Een andere paradox is: veel mensen kiezen voor een kerkelijke uitvaart, terwijl ze jarenlang niet in de kerk geweest zijn.
„Je ziet dat vaker gebeuren in Vlaanderen dan in Nederland. Een Vlaming is traditioneler, een Nederlander consequenter. Als een Nederlander niet meer in de kerk komt, vindt hij ook sneller dat hij van daaruit niet begraven hoeft te worden. Maar goed, de kerk wordt een verzamelpunt waar mensen samenkomen rond speciale gebeurtenissen.”
Wat vraagt dat van de kerken?
„De kerk moet er niet van uitgaan dat iedereen die een uitvaart bezoekt, rooms-katholiek of protestants is. Als kerk moet je recht doen aan de mensen die komen om afscheid te nemen van hun dierbare.
Tegelijkertijd mag de kerk niet vergeten dat zij een boodschap heeft van eeuwig leven. Dat maakt dat de kerk wezenlijk anders is dan een uitvaartcentrum. Er zijn weleens mensen die mij vragen om een uitvaart te leiden. „Maar het mag niet over God gaan”, zeggen ze dan. Moet je dan een dienst houden?
Ik geef toe dat het heel massief en uitgebreid over God spreken niet past in deze tijd, maar je moet Hem niet verzwijgen. In de verkondiging binnen de rooms-katholieke traditie, en ik denk ook binnen bepaalde delen van de protestantse, gebeurt dat te vaak.

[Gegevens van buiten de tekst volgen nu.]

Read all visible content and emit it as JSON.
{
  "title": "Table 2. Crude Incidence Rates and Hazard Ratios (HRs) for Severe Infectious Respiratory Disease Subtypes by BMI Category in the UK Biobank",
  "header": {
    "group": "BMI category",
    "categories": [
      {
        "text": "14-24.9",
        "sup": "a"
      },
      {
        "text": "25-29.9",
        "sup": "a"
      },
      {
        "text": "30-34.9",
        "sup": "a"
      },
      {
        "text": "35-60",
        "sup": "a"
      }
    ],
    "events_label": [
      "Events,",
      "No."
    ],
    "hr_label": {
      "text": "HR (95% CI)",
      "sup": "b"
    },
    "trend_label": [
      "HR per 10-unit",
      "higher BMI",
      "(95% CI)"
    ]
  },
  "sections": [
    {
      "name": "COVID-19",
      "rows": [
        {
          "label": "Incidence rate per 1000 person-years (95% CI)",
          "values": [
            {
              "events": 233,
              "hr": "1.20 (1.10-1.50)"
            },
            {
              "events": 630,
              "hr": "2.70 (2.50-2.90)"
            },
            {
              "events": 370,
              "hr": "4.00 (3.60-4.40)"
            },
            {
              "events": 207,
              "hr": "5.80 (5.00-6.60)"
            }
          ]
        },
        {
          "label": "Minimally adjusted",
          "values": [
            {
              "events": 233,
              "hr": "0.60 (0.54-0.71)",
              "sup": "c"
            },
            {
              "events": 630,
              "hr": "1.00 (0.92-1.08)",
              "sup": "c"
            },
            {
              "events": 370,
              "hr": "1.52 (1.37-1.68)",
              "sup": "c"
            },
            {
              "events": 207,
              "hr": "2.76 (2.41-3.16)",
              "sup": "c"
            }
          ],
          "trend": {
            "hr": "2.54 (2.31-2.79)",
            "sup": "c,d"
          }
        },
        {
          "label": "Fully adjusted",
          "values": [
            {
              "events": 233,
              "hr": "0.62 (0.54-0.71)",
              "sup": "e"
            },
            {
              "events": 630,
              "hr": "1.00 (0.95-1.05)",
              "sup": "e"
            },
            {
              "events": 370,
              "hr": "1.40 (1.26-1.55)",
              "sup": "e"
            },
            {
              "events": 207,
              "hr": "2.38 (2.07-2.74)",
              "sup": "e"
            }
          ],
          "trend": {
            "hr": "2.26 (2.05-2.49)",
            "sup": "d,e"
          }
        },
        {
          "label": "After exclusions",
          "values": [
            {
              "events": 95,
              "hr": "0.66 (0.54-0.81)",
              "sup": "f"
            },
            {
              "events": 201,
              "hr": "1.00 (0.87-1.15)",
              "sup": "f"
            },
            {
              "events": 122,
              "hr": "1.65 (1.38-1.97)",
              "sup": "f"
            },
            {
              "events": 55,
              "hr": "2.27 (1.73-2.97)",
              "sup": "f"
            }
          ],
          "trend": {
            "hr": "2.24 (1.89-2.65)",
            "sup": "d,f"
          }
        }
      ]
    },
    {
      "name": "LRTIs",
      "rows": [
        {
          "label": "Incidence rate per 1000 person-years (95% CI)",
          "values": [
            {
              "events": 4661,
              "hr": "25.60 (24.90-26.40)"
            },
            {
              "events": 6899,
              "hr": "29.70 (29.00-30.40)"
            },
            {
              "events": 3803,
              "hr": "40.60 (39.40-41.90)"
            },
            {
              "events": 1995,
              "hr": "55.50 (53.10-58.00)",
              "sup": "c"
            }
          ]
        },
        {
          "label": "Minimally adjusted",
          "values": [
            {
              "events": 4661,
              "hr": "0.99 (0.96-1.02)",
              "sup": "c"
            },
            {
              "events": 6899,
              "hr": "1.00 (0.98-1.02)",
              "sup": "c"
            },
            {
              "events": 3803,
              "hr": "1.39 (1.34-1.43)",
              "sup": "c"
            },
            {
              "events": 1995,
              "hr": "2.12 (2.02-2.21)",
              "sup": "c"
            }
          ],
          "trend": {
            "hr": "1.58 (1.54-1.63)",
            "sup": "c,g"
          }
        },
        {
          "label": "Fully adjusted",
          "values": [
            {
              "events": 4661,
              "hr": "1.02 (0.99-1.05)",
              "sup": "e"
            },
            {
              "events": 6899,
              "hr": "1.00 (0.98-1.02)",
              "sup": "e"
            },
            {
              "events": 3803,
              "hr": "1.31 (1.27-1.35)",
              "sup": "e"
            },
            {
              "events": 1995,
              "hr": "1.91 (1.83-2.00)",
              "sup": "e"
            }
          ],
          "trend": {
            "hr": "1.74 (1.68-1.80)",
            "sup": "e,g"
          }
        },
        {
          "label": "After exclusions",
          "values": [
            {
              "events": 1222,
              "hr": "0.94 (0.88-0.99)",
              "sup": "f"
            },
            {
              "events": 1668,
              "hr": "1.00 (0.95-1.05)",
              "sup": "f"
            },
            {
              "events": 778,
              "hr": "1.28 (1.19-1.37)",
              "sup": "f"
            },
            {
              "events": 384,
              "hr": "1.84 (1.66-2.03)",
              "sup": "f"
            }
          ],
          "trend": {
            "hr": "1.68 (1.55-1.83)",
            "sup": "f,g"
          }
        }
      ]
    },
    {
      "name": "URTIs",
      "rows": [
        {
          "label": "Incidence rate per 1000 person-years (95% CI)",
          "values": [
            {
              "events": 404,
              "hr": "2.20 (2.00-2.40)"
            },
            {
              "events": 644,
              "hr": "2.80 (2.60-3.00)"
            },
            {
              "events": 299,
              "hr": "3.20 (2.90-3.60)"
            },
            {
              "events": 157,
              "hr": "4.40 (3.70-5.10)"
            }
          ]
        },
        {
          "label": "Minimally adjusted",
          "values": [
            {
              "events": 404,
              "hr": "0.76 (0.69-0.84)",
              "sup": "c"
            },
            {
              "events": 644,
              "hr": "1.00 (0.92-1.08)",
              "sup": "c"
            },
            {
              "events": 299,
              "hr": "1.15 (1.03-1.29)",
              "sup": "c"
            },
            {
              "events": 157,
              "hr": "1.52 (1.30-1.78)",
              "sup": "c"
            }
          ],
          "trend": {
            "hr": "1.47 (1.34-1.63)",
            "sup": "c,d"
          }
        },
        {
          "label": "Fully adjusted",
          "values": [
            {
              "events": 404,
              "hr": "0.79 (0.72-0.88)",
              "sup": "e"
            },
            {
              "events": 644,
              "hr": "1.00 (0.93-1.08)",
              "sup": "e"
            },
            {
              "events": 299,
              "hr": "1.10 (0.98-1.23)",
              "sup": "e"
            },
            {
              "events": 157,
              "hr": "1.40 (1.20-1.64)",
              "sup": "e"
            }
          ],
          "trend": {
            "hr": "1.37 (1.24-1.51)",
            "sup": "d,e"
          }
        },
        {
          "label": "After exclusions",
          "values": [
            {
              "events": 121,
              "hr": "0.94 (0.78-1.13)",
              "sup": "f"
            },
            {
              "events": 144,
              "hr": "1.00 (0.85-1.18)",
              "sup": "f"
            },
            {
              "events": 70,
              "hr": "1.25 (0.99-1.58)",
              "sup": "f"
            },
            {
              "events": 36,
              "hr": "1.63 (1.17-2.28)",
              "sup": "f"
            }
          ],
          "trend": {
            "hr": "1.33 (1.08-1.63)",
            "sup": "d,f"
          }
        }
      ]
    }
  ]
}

Het is winst dat er meer aandacht is voor de nabestaanden. Maar soms slaat de kerk door. Zij moet het eeuwige leven noemen. Hoe aarzelend en moeilijk dat ook is. Daar ben je kerk voor.
Wat is dat eeuwige leven?
„Als mens kun je je geen voorstelling maken van God. En al helemaal niet van hoe het is om voor altijd bij God te zijn. Ik heb dan ook geen concrete voorstelling bij de hemel. En de tegenhanger, het voor altijd níét bij God te zijn, zie ik als een soort eeuwige duisternis. Ook daar zijn allerlei voorstellingen bij te bedenken, maar dat zijn slechts menselijke gedachten. Hoe het werkelijk zal zijn, daar kunnen wij niet bij.”
Crisis in de liturgie
De eerste liturgische gezangen waren vooral woorden van vreugde en hoop, zo stelt drs. Arthur Polspoel in de aankondiging van zijn lezing op de winterconferentie van studentenvereniging CSFR. „ In de loop van de tijd is de liturgie echter steeds meer gemoraliseerd en ‘zwaarder’ geworden”

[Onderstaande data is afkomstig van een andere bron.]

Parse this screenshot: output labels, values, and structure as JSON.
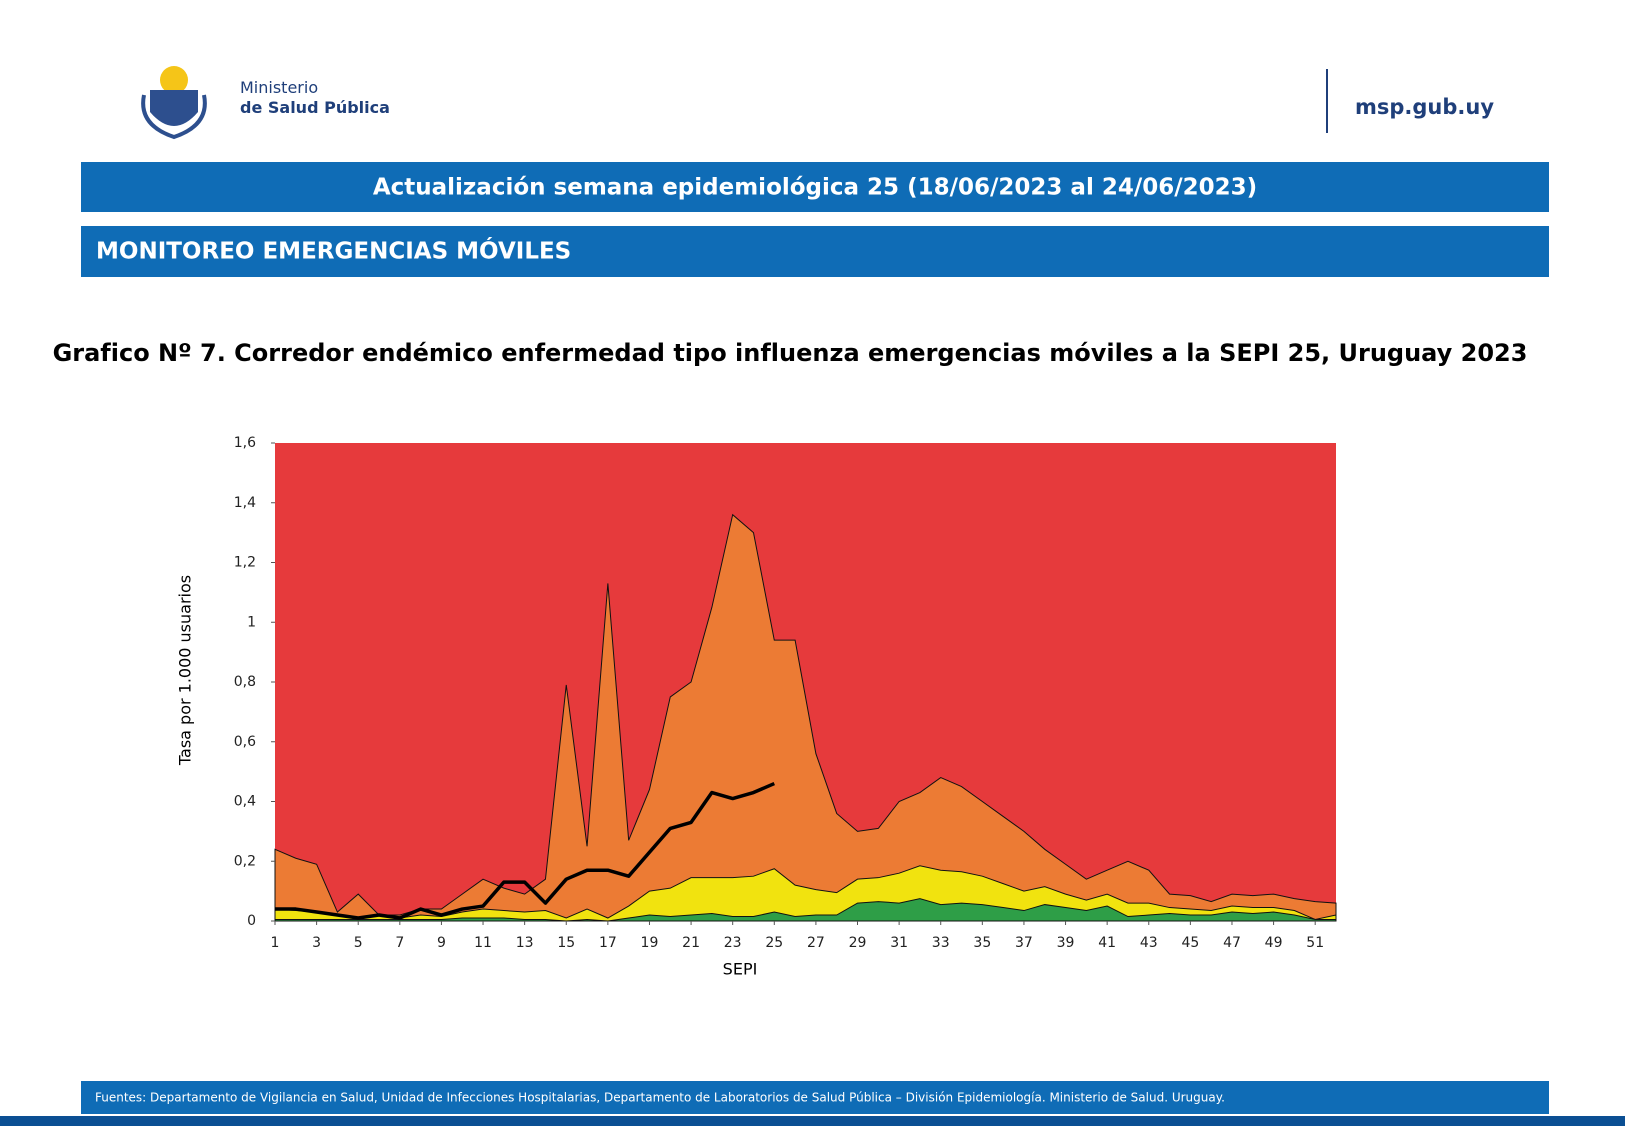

Polspoel wijst erop dat na de Reformatie de katholieken veel rituelen behielden en probeerden om die beter te beheren. De protestanten versoberden hun liturgie juist, om misstanden te voorkomen.
„In de riten en liturgie van de kerk, maar ook in het dagelijks leven, stond de hoop en verwachting van het eeuwige leven centraal. De laatste decennia is dit in crisis; de inhoud van riten spreekt mensen nauwelijks aan.

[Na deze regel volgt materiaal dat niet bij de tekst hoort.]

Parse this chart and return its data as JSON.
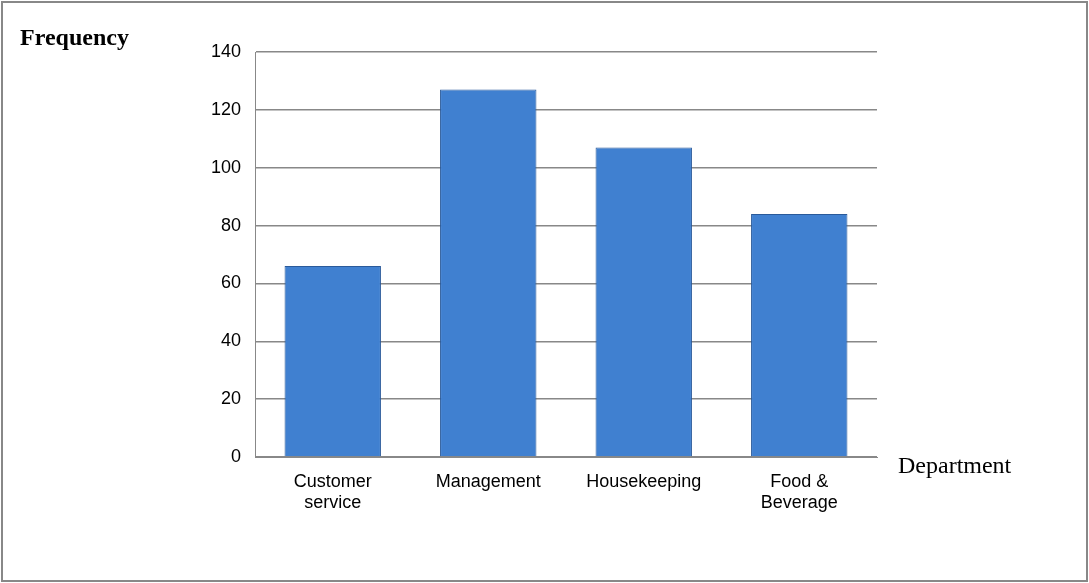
{
  "chart_data": {
    "type": "bar",
    "xlabel": "Department",
    "ylabel": "Frequency",
    "categories": [
      "Customer service",
      "Management",
      "Housekeeping",
      "Food & Beverage"
    ],
    "values": [
      66,
      127,
      107,
      84
    ],
    "color": "#4080d0",
    "ylim": [
      0,
      140
    ],
    "yticks": [
      0,
      20,
      40,
      60,
      80,
      100,
      120,
      140
    ],
    "grid": "y",
    "legend": false
  }
}
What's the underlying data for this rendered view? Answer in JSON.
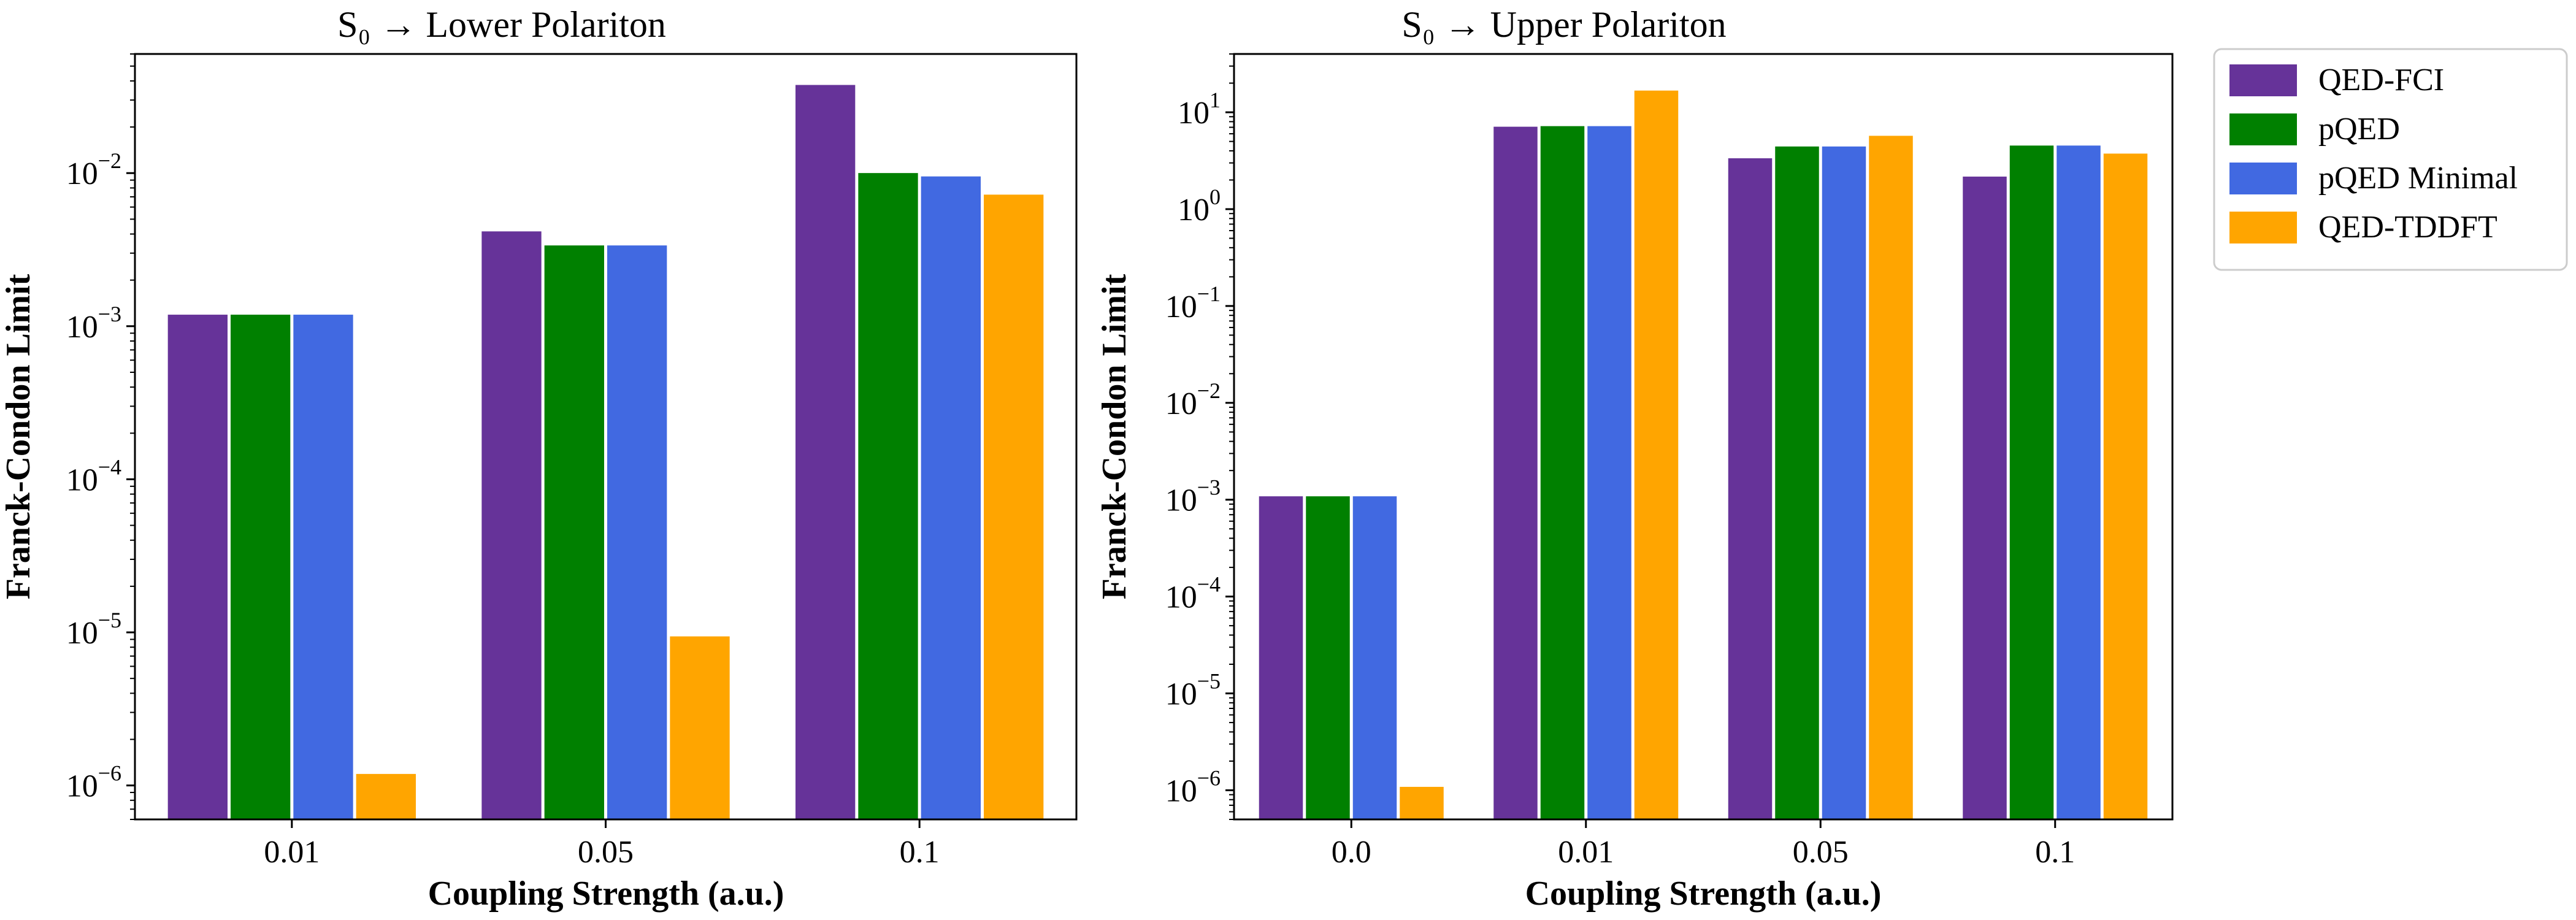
{
  "chart_data": [
    {
      "type": "bar",
      "title": "S₀ → Lower Polariton",
      "xlabel": "Coupling Strength (a.u.)",
      "ylabel": "Franck-Condon Limit",
      "yscale": "log",
      "ylim": [
        6e-07,
        0.06
      ],
      "ytick_exponents": [
        -6,
        -5,
        -4,
        -3,
        -2
      ],
      "categories": [
        "0.01",
        "0.05",
        "0.1"
      ],
      "series": [
        {
          "name": "QED-FCI",
          "values": [
            0.0012,
            0.0042,
            0.038
          ]
        },
        {
          "name": "pQED",
          "values": [
            0.0012,
            0.0034,
            0.0101
          ]
        },
        {
          "name": "pQED Minimal",
          "values": [
            0.0012,
            0.0034,
            0.0096
          ]
        },
        {
          "name": "QED-TDDFT",
          "values": [
            1.2e-06,
            9.5e-06,
            0.0073
          ]
        }
      ]
    },
    {
      "type": "bar",
      "title": "S₀ → Upper Polariton",
      "xlabel": "Coupling Strength (a.u.)",
      "ylabel": "Franck-Condon Limit",
      "yscale": "log",
      "ylim": [
        5e-07,
        40
      ],
      "ytick_exponents": [
        -6,
        -5,
        -4,
        -3,
        -2,
        -1,
        0,
        1
      ],
      "categories": [
        "0.0",
        "0.01",
        "0.05",
        "0.1"
      ],
      "series": [
        {
          "name": "QED-FCI",
          "values": [
            0.0011,
            7.2,
            3.4,
            2.2
          ]
        },
        {
          "name": "pQED",
          "values": [
            0.0011,
            7.3,
            4.5,
            4.6
          ]
        },
        {
          "name": "pQED Minimal",
          "values": [
            0.0011,
            7.3,
            4.5,
            4.6
          ]
        },
        {
          "name": "QED-TDDFT",
          "values": [
            1.1e-06,
            17.0,
            5.8,
            3.8
          ]
        }
      ]
    }
  ],
  "legend": {
    "placement": "outside-right-top",
    "entries": [
      "QED-FCI",
      "pQED",
      "pQED Minimal",
      "QED-TDDFT"
    ]
  },
  "colors": {
    "QED-FCI": "#663399",
    "pQED": "#008000",
    "pQED Minimal": "#4169E1",
    "QED-TDDFT": "#FFA500"
  }
}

Eeuwenlang waren riten bedoeld om de ziel van de dode te begeleiden naar het eeuwige leven. Nu zijn ze bedoeld om recht te doen aan het leven van de dode. De gedachte van een eeuwig leven leeft nauwelijks bij veel mensen.”
Arthur Polspoel
Wie?
Drs. Arthur Polspoel (1943) is emeritus universitair docent pastorale theologie aan de theologische faculteit van Tilburg. Hij is docent en praktijktrainer stervensbegeleiding en verlies- en rouwbegeleiding. Hij publiceerde onder meer over rouw, terminale zorg, eenzaamheid, de positie van nabestaanden na zelfdoding en over begraafplaatsen. Hij heeft vele tientallen mensen begeleid en in de afgelopen decennia zo’n 2000 lezingen en cursussen verzorgd in Nederland en Vlaanderen. Ook is hij gastdocent aan diverse post-hbo-opleidingen.
Polspoel begeleidt een team van een hospice en is gastdocent op diverse opleidingen voor palliatieve zorg. Ook begeleidt hij groepen ouders die een kind hebben verloren en mensen van wie een dierbare zelfmoord heeft gepleegd.
Privé?
Polspoel werd op 9 september 1943 geboren in het Zeeuws-Vlaamse Sint Jansteen. In 1976 studeerde hij cum laude af in de theologie. Hij is momenteel woonachtig in Gilze Rijen. Polspoel is gehuwd en vader van twee zoons.